Le projet de politique agricole commune (Pac) pour l'après 2021 préparé par la Commission européenne est une « catastrophe », a jugé vendredi le député européen José Bové, en estimant « scandaleux » d'en discuter avant les élections européennes et le Brexit.

« Si on regarde actuellement ce qui est proposé par la Commission, c'est 12 % en moins au minimum sur le premier pilier, c'est-à-dire sur les aides directes données aux agriculteurs pour les sept ans à venir, et c'est moins 25 % sur tout ce qui est développement rural, c'est-à-dire les aides environnementales, les aides aux jeunes agriculteurs et aux zones de montagne. Donc c'est une catastrophe, ce projet est complètement aberrant », a estimé José Bové. « La Commission essaie d'imposer au Parlement européen aujourd'hui l'adoption de cette nouvelle Pac alors que les élections ont lieu dans quelques mois. C'est scandaleux », a-t-il ajouté.

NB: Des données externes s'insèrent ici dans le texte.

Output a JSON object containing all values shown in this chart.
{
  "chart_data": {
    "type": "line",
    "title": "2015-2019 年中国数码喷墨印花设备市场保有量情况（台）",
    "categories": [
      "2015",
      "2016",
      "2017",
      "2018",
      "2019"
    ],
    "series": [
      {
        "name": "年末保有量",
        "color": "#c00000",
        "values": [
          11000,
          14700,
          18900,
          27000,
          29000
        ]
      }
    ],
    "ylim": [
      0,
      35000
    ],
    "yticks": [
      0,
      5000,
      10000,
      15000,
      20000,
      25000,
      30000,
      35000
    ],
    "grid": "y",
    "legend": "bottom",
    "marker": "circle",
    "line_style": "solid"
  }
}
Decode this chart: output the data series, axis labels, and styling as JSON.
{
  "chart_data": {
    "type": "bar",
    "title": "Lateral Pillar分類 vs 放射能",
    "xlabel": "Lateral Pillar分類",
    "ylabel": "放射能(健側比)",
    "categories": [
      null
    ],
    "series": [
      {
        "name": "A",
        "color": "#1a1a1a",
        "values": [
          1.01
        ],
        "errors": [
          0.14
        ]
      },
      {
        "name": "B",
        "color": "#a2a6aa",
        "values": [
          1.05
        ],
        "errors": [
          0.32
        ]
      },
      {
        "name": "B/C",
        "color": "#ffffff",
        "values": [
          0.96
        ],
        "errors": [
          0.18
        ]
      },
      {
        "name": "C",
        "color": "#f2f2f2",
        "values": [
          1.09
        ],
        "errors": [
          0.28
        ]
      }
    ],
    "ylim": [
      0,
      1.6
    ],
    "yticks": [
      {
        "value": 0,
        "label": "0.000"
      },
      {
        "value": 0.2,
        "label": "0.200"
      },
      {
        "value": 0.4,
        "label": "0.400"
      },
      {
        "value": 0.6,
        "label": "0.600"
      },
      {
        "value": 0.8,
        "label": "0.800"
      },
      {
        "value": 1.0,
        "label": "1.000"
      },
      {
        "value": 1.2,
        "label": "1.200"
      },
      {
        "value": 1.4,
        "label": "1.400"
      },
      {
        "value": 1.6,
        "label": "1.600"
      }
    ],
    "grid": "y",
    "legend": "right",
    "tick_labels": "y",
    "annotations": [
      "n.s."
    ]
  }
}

« J'appelle les ministres de l'agriculture et notamment le ministre français à dire "stop", il n'est pas question d'adopter une nouvelle politique agricole qui serait moins-disante avant un débat d'élection européenne »,  a dit José Bové. L'ancien syndicaliste de la Confédération paysanne et de Via Campesina, connu pour ses prises de position contre les OGM, ne se représente pas aux prochaines élections européennes en mai 2019. « Cette commission, aujourd'hui, ne tirent absolument pas les leçons du désamour que certains ont vis-à-vis de l'Europe. L'Europe, ce qui fait sa force, c'est sa démocratie, donc il ne faut absolument pas imposer des choix avant même que les gens aient pu voter », a argumenté le député. Concernant l'élection, José Bové s'est aussi ému des risques de  « manipulation » du scrutin via les réseaux sociaux et les géants de l'internet. « Le Brexit a été un exemple incroyable » et « on a vu ce qu'ils ont fait avec Trump », a-t-il dit. « Il est inacceptable que Facebook devienne l'arbitre des élections européennes », a-t-il ajouté, en appelant « les États et l'Union européenne » à « légiférer de manière très claire pour (...) interdire par exemple d'acheter des "followers" pendant les élections ».